14 Antworten zu „Google und das Problem mit den Kunden“

  1. Sehr gut analysiert. Ich sehe das ähnlich. Nur in den Bereichen wo Google direkt Geld verdient ist der Service besser. Z.B. wenn man ein Problem bei Adwords hat, ein größerer Adsense Kunde ist usw….

    Mit Google+ wird sich in der Richtung einiges bei Google ändern müssen. Sonst vergraulen die sich einiges an potentiellen Kunden / Datenlieferanten. Und das jeweils für eine sehr lange Zeit.

  2. Hallo Don,

    ein guter Beitrag!

    Warum: Weil er das anspricht, was ich vor etwa einer Woche auf G+ anführte, als Stefan Keuchel ziemlich angegangen wurde im Rahmen der Klarnamen-Debatte.

    Ich schrieb in meinem Kommentar u.a.:

    „…Um präziser zu sein: Stefan und Kay werden angesprochen. Mal abgesehen davon, dass die Beiden auch nicht 365 Tage durch und durch PR machen können, frage ich mich, ob einige meinen, Google – speziell in Deutschland – bestehe nur aus diesen Beiden…

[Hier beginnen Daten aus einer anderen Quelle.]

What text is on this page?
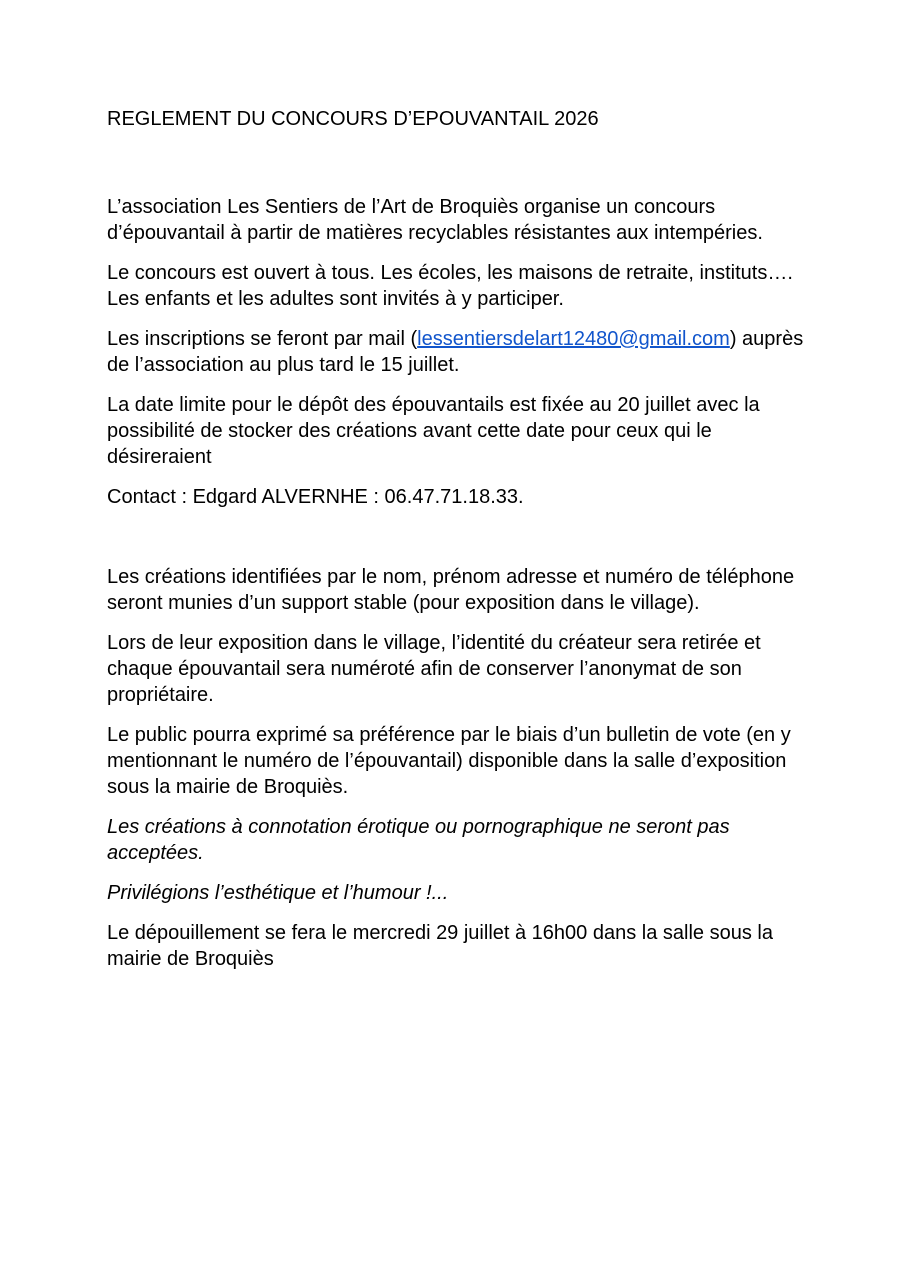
REGLEMENT DU CONCOURS D’EPOUVANTAIL 2026

L’association Les Sentiers de l’Art de Broquiès organise un concours d’épouvantail à partir de matières recyclables résistantes aux intempéries.

Le concours est ouvert à tous. Les écoles, les maisons de retraite, instituts…. Les enfants et les adultes sont invités à y participer.

Les inscriptions se feront par mail (lessentiersdelart12480@gmail.com) auprès de l’association au plus tard le 15 juillet.

La date limite pour le dépôt des épouvantails est fixée au 20 juillet avec la possibilité de stocker des créations avant cette date pour ceux qui le désireraient

Contact : Edgard ALVERNHE : 06.47.71.18.33.

Les créations identifiées par le nom, prénom adresse et numéro de téléphone seront munies d’un support stable (pour exposition dans le village).

Lors de leur exposition dans le village, l’identité du créateur sera retirée et chaque épouvantail sera numéroté afin de conserver l’anonymat de son propriétaire.

Le public pourra exprimé sa préférence par le biais d’un bulletin de vote (en y mentionnant le numéro de l’épouvantail) disponible dans la salle d’exposition sous la mairie de Broquiès.

Les créations à connotation érotique ou pornographique ne seront pas acceptées.

Privilégions l’esthétique et l’humour !...

Le dépouillement se fera le mercredi 29 juillet à 16h00 dans la salle sous la mairie de Broquiès
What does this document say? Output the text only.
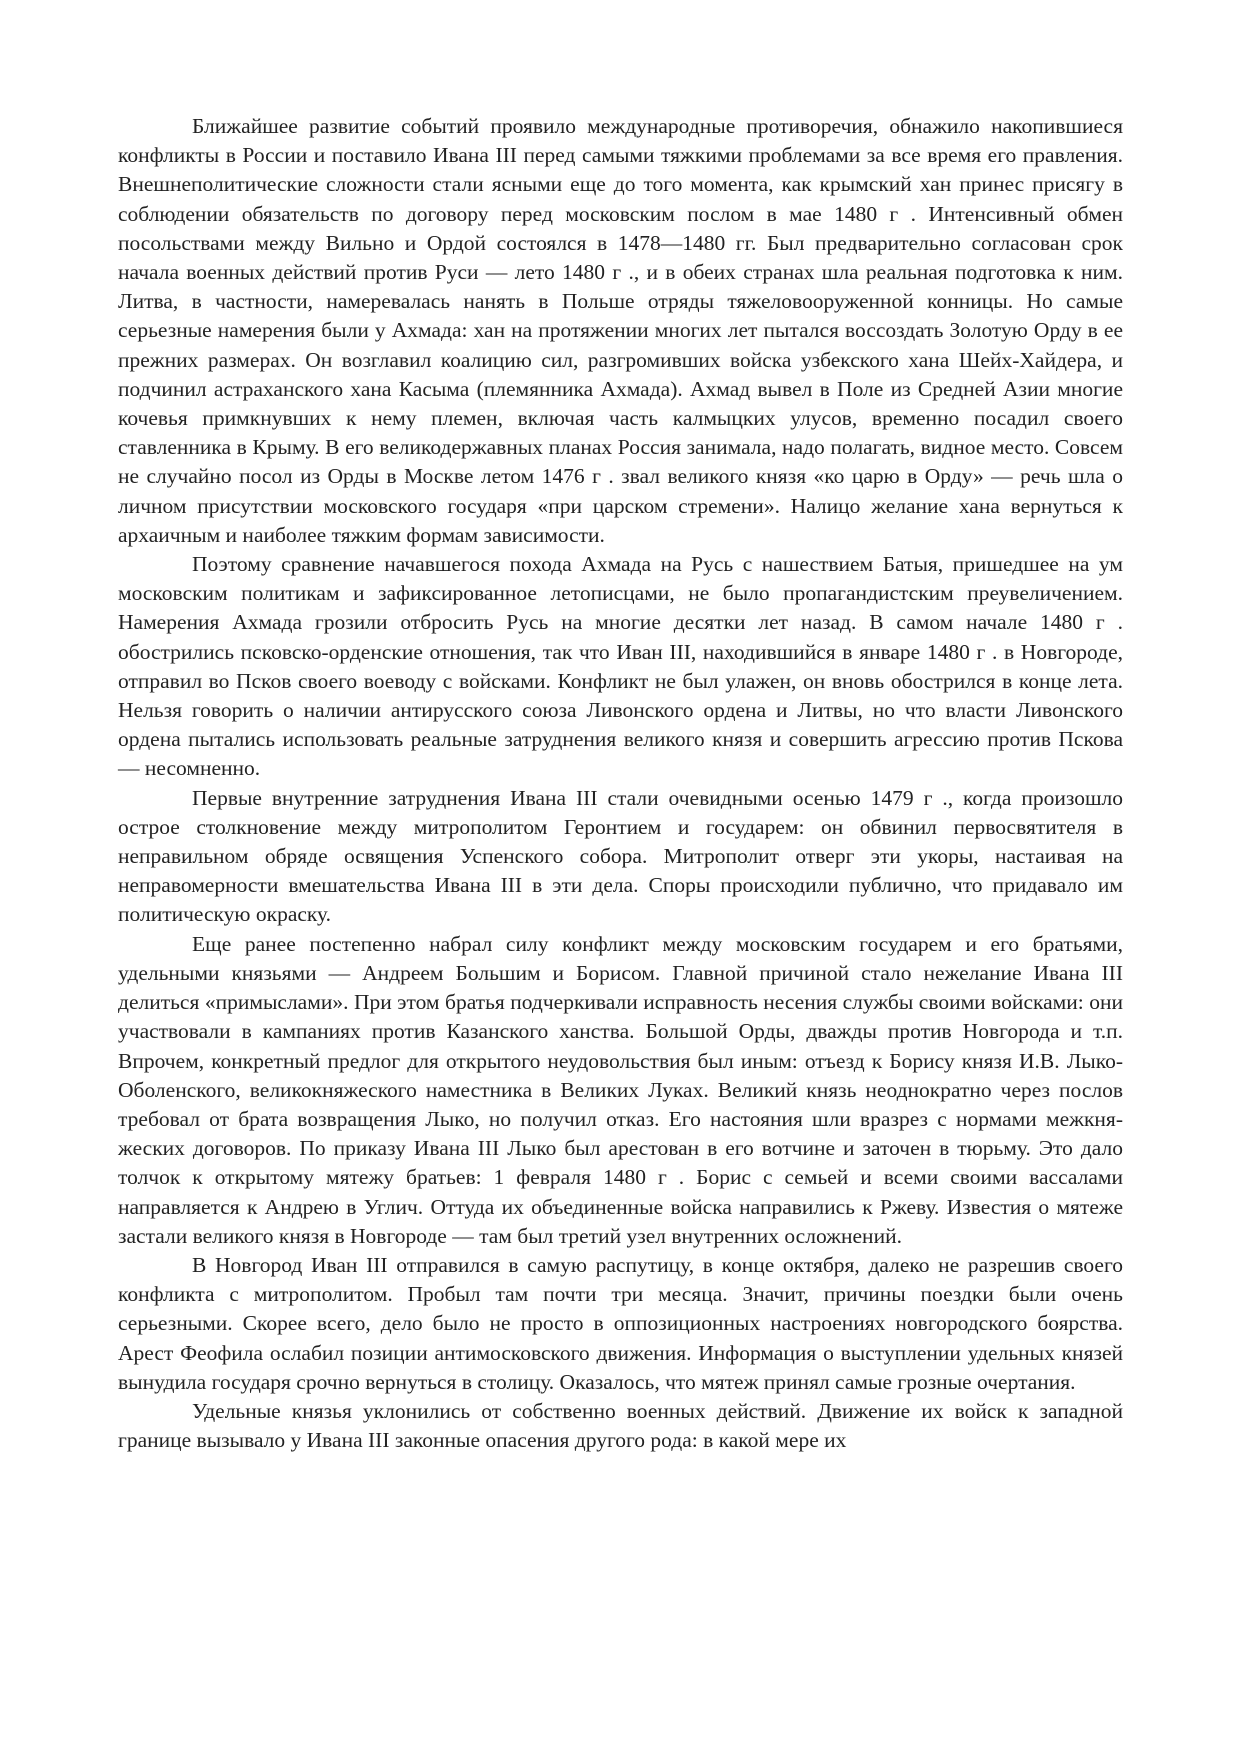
Ближайшее развитие событий проявило международные противоречия, обнажило накопившиеся конфликты в России и поставило Ивана III перед самыми тяжкими проблемами за все время его правления. Внешнеполитические сложности стали ясными еще до того момента, как крымский хан принес присягу в соблюдении обязательств по договору перед московским послом в мае 1480 г . Интенсивный обмен посольствами между Вильно и Ордой состоялся в 1478—1480 гг. Был предварительно согласован срок начала военных действий против Руси — лето 1480 г ., и в обеих странах шла реальная подготовка к ним. Литва, в частности, намеревалась нанять в Польше отряды тяжеловооруженной конницы. Но самые серьезные намерения были у Ахмада: хан на протяжении многих лет пытался воссоздать Золотую Орду в ее прежних размерах. Он возглавил коалицию сил, разгромивших войска узбекского хана Шейх-Хайдера, и подчинил астраханского хана Касыма (племянника Ахмада). Ахмад вывел в Поле из Средней Азии многие кочевья примкнувших к нему племен, включая часть калмыцких улусов, временно посадил своего ставленника в Крыму. В его великодержавных планах Россия занимала, надо полагать, видное место. Совсем не случайно посол из Орды в Москве летом 1476 г . звал великого князя «ко царю в Орду» — речь шла о личном присутствии московского государя «при царском стремени». Налицо желание хана вернуться к архаичным и наиболее тяжким формам зависимости.

Поэтому сравнение начавшегося похода Ахмада на Русь с нашествием Батыя, пришедшее на ум московским политикам и зафиксированное летописцами, не было пропагандистским преувеличением. Намерения Ахмада грозили отбросить Русь на многие десятки лет назад. В самом начале 1480 г . обострились псковско-орденские отношения, так что Иван III, находившийся в январе 1480 г . в Новгороде, отправил во Псков своего воеводу с войсками. Конфликт не был улажен, он вновь обострился в конце лета. Нельзя говорить о наличии антирусского союза Ливонского ордена и Литвы, но что власти Ливонского ордена пытались использовать реальные затруднения великого князя и совершить агрессию против Пскова — несомненно.

Первые внутренние затруднения Ивана III стали очевидными осенью 1479 г ., когда произошло острое столкновение между митрополитом Геронтием и государем: он обвинил первосвятителя в неправильном обряде освящения Успенского собора. Митрополит отверг эти укоры, настаивая на неправомерности вмешательства Ивана III в эти дела. Споры происходили публично, что придавало им политическую окраску.

Еще ранее постепенно набрал силу конфликт между московским государем и его братьями, удельными князьями — Андреем Большим и Борисом. Главной причиной стало нежелание Ивана III делиться «примыслами». При этом братья подчеркивали исправность несения службы своими войсками: они участвовали в кампаниях против Казанского ханства. Большой Орды, дважды против Новгорода и т.п. Впрочем, конкретный предлог для открытого неудовольствия был иным: отъезд к Борису князя И.В. Лыко-Оболенского, великокняжеского наместника в Великих Луках. Великий князь неоднократно через послов требовал от брата возвращения Лыко, но получил отказ. Его настояния шли вразрез с нормами межкняжеских договоров. По приказу Ивана III Лыко был арестован в его вотчине и заточен в тюрьму. Это дало толчок к открытому мятежу братьев: 1 февраля 1480 г . Борис с семьей и всеми своими вассалами направляется к Андрею в Углич. Оттуда их объединенные войска направились к Ржеву. Известия о мятеже застали великого князя в Новгороде — там был третий узел внутренних осложнений.

В Новгород Иван III отправился в самую распутицу, в конце октября, далеко не разрешив своего конфликта с митрополитом. Пробыл там почти три месяца. Значит, причины поездки были очень серьезными. Скорее всего, дело было не просто в оппозиционных настроениях новгородского боярства. Арест Феофила ослабил позиции антимосковского движения. Информация о выступлении удельных князей вынудила государя срочно вернуться в столицу. Оказалось, что мятеж принял самые грозные очертания.

Удельные князья уклонились от собственно военных действий. Движение их войск к западной границе вызывало у Ивана III законные опасения другого рода: в какой мере их
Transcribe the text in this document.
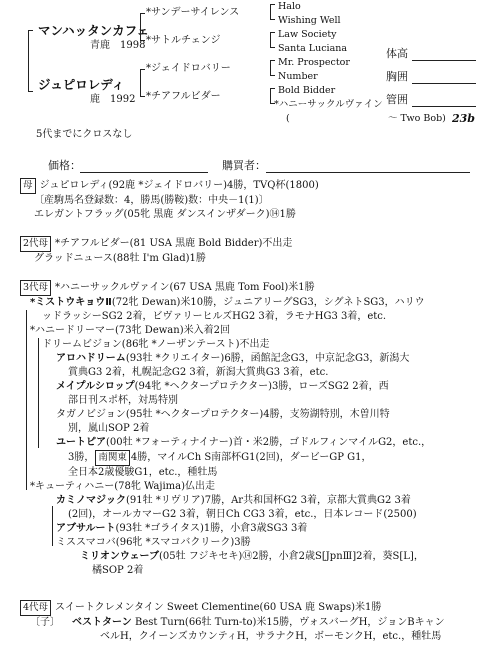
マンハッタンカフェ
青鹿　1998
ジュピロレディ
鹿　1992
*サンデーサイレンス
*サトルチェンジ
*ジェイドロバリー
*チアフルビダー
Halo
Wishing Well
Law Society
Santa Luciana
Mr. Prospector
Number
Bold Bidder
*ハニーサックルヴァイン
(	～ Two Bob) 23b
体高
胸囲
管囲
5代までにクロスなし
価格：	購買者：
母 ジュピロレディ(92鹿 *ジェイドロバリー)4勝，TVQ杯(1800)
〔産駒馬名登録数：4，勝馬(勝鞍)数：中央－1(1)〕
エレガントフラッグ(05牝 黒鹿 ダンスインザダーク)⑭1勝
2代母 *チアフルビダー(81 USA 黒鹿 Bold Bidder)不出走
グラッドニュース(88牡 I'm Glad)1勝
3代母 *ハニーサックルヴァイン(67 USA 黒鹿 Tom Fool)米1勝
*ミストウキョウⅡ(72牝 Dewan)米10勝，ジュニアリーグSG3，シグネトSG3，ハリウ
ッドラッシーSG2 2着，ビヴァリーヒルズHG2 3着，ラモナHG3 3着，etc.
*ハニードリーマー(73牝 Dewan)米入着2回
ドリームビジョン(86牝 *ノーザンテースト)不出走
アロハドリーム(93牡 *クリエイター)6勝，函館記念G3，中京記念G3，新潟大
賞典G3 2着，札幌記念G2 3着，新潟大賞典G3 3着，etc.
メイプルシロップ(94牝 *ヘクタープロテクター)3勝，ローズSG2 2着，西
部日刊スポ杯，対馬特別
タガノビジョン(95牡 *ヘクタープロテクター)4勝，支笏湖特別，木曽川特
別，嵐山SOP 2着
ユートピア(00牡 *フォーティナイナー)首・米2勝，ゴドルフィンマイルG2，etc.，
3勝， 南関東 4勝，マイルCh S南部杯G1(2回)，ダービーGP G1，
全日本2歳優駿G1，etc.，種牡馬
*キューティハニー(78牝 Wajima)仏出走
カミノマジック(91牡 *リヴリア)7勝，Ar共和国杯G2 3着，京都大賞典G2 3着
(2回)，オールカマーG2 3着，朝日Ch CG3 3着，etc.，日本レコード(2500)
アブサルート(93牡 *ゴライタス)1勝，小倉3歳SG3 3着
ミススマコバ(96牝 *スマコバクリーク)3勝
ミリオンウェーブ(05牡 フジキセキ)⑭2勝，小倉2歳S[JpnⅢ]2着，葵S[L]，
橘SOP 2着
4代母 スイートクレメンタイン Sweet Clementine(60 USA 鹿 Swaps)米1勝
〔子〕 ベストターン Best Turn(66牡 Turn-to)米15勝，ヴォスバーグH，ジョンBキャン
ベルH，クイーンズカウンティH，サラナクH，ボーモンクH，etc.，種牡馬
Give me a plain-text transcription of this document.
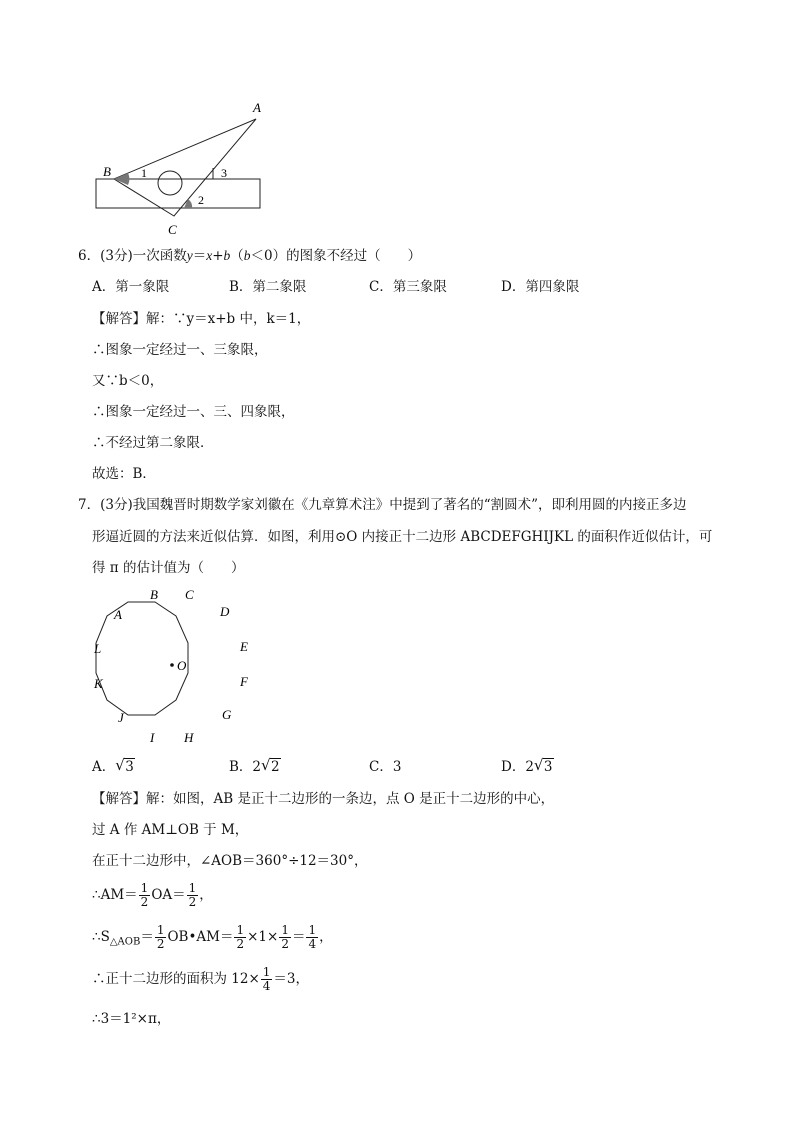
A
B
C
1
2
3
6．(3分)一次函数y＝x+b（b＜0）的图象不经过（　　）
A．第一象限	B．第二象限	C．第三象限	D．第四象限
【解答】解：∵y＝x+b 中，k＝1，
∴图象一定经过一、三象限，
又∵b＜0，
∴图象一定经过一、三、四象限，
∴不经过第二象限．
故选：B．
7．(3分)我国魏晋时期数学家刘徽在《九章算术注》中提到了著名的“割圆术”，即利用圆的内接正多边
形逼近圆的方法来近似估算．如图，利用⊙O 内接正十二边形 ABCDEFGHIJKL 的面积作近似估计，可
得 π 的估计值为（　　）
O
A
B C
D
E
F
G
H
I
J
K
L
A． √ 3	B．2 √ 2	C．3	D．2 √ 3
【解答】解：如图，AB 是正十二边形的一条边，点 O 是正十二边形的中心，
过 A 作 AM⊥OB 于 M，
在正十二边形中，∠AOB＝360°÷12＝30°，
∴AM＝ $\frac{1}{2} OA= \frac{1}{2}$ ，
$\therefore S_{\triangle AOB}= \frac{1}{2}$ OB•AM＝ $\frac{1}{2} \times 1\times \frac{1}{2} = \frac{1}{4}$ ，
∴正十二边形的面积为 $12\times \frac{1}{4} =3$，
∴3＝1²×π，
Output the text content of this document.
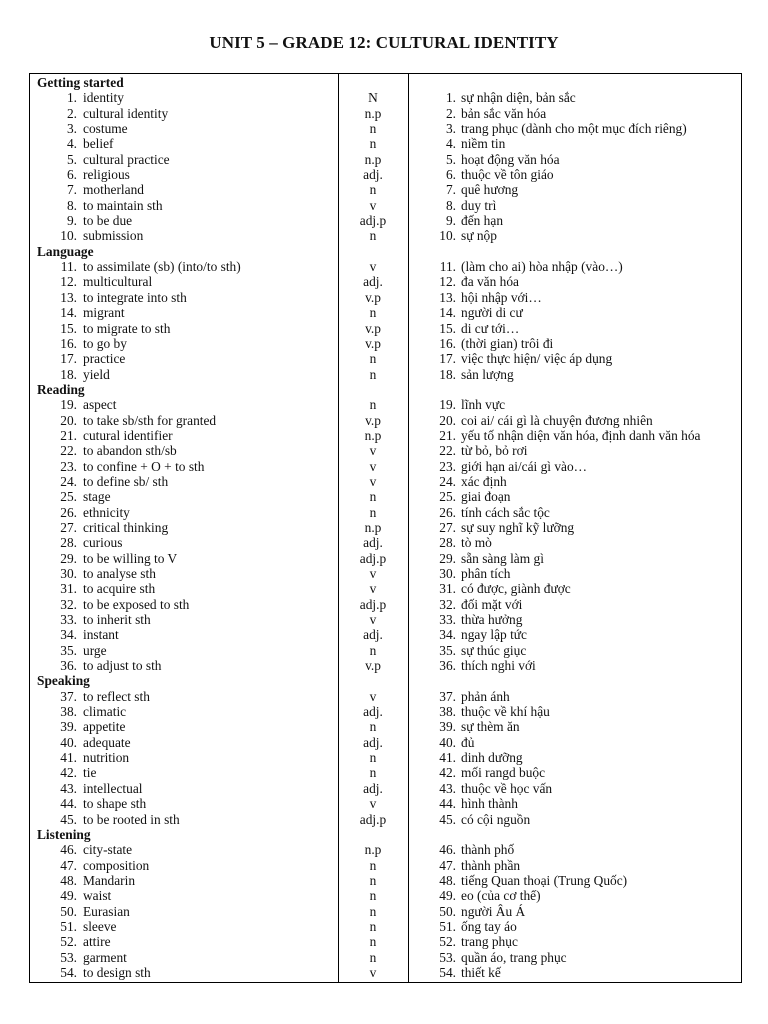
UNIT 5 – GRADE 12: CULTURAL IDENTITY
Getting started
1. identity	N	1. sự nhận diện, bản sắc
2. cultural identity	n.p	2. bản sắc văn hóa
3. costume	n	3. trang phục (dành cho một mục đích riêng)
4. belief	n	4. niềm tin
5. cultural practice	n.p	5. hoạt động văn hóa
6. religious	adj.	6. thuộc về tôn giáo
7. motherland	n	7. quê hương
8. to maintain sth	v	8. duy trì
9. to be due	adj.p	9. đến hạn
10. submission	n	10. sự nộp
Language
11. to assimilate (sb) (into/to sth)	v	11. (làm cho ai) hòa nhập (vào…)
12. multicultural	adj.	12. đa văn hóa
13. to integrate into sth	v.p	13. hội nhập với…
14. migrant	n	14. người di cư
15. to migrate to sth	v.p	15. di cư tới…
16. to go by	v.p	16. (thời gian) trôi đi
17. practice	n	17. việc thực hiện/ việc áp dụng
18. yield	n	18. sản lượng
Reading
19. aspect	n	19. lĩnh vực
20. to take sb/sth for granted	v.p	20. coi ai/ cái gì là chuyện đương nhiên
21. cutural identifier	n.p	21. yếu tố nhận diện văn hóa, định danh văn hóa
22. to abandon sth/sb	v	22. từ bỏ, bỏ rơi
23. to confine + O + to sth	v	23. giới hạn ai/cái gì vào…
24. to define sb/ sth	v	24. xác định
25. stage	n	25. giai đoạn
26. ethnicity	n	26. tính cách sắc tộc
27. critical thinking	n.p	27. sự suy nghĩ kỹ lưỡng
28. curious	adj.	28. tò mò
29. to be willing to V	adj.p	29. sẵn sàng làm gì
30. to analyse sth	v	30. phân tích
31. to acquire sth	v	31. có được, giành được
32. to be exposed to sth	adj.p	32. đối mặt với
33. to inherit sth	v	33. thừa hưởng
34. instant	adj.	34. ngay lập tức
35. urge	n	35. sự thúc giục
36. to adjust to sth	v.p	36. thích nghi với
Speaking
37. to reflect sth	v	37. phản ánh
38. climatic	adj.	38. thuộc về khí hậu
39. appetite	n	39. sự thèm ăn
40. adequate	adj.	40. đủ
41. nutrition	n	41. dinh dưỡng
42. tie	n	42. mối rangd buộc
43. intellectual	adj.	43. thuộc về học vấn
44. to shape sth	v	44. hình thành
45. to be rooted in sth	adj.p	45. có cội nguồn
Listening
46. city-state	n.p	46. thành phố
47. composition	n	47. thành phần
48. Mandarin	n	48. tiếng Quan thoại (Trung Quốc)
49. waist	n	49. eo (của cơ thể)
50. Eurasian	n	50. người Âu Á
51. sleeve	n	51. ống tay áo
52. attire	n	52. trang phục
53. garment	n	53. quần áo, trang phục
54. to design sth	v	54. thiết kế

    Ich kenne da durchaus noch ein paar weitere Mitarbeiter, an die man sich vielleicht auch erstmal face to face wenden kann, bevor man die Trompete auspackt.

    Etwas Anderes ist es, zu überlegen, ob es sinnvoll wäre, wenn Google in Deutschland mit weiteren Mitarbeitern in der Öffentlichkeitsarbeit in Erscheinung treten würde, was vor allem die Kommunikation im Social Web betrifft (Bsp. könnte etwa die FAZ sein, deren Redakteure immer zahlreicher im Netz präsent sind) …“

    Letzteres sprichst Du an und stellst ihm auch gegenüber, daß Google sich eben nicht mehr darauf beziehen kann, dass sich die User wie in Foren gegenseitig zuerst helfen bvor dann der Admin kommt. Warum? Weil sich Google mit immer mehr Produkten an uns wendet.

    Und dabei kommt das Kundenmanagement zu kurz. Und das geht Facebook genauso wie auch Twitter, Linkedin usw. Es scheint ein Grundding zu sein, nur die FAQs reinzusetzen und ne Mailadresse zu hinterlegen, wobei man auch nicht jeden Support mit dem anderen vergleichen darf.

    Ich bin ebenfalls auf den Geschmack von Google gekommen so wie Du und sehe aber auch das Problem, das die Googler ihre Haltung ändern müssen. Da muss mehr Personal ran, was die Tools kennt und hier oder in G+ usw. sich den Usern direkt annimmt, in der Art, wie es Stefan macht. Aber einer ist das definitiv zu wenig zumal er PR ist und kein Produktmanager, Engineer oder gar CRM.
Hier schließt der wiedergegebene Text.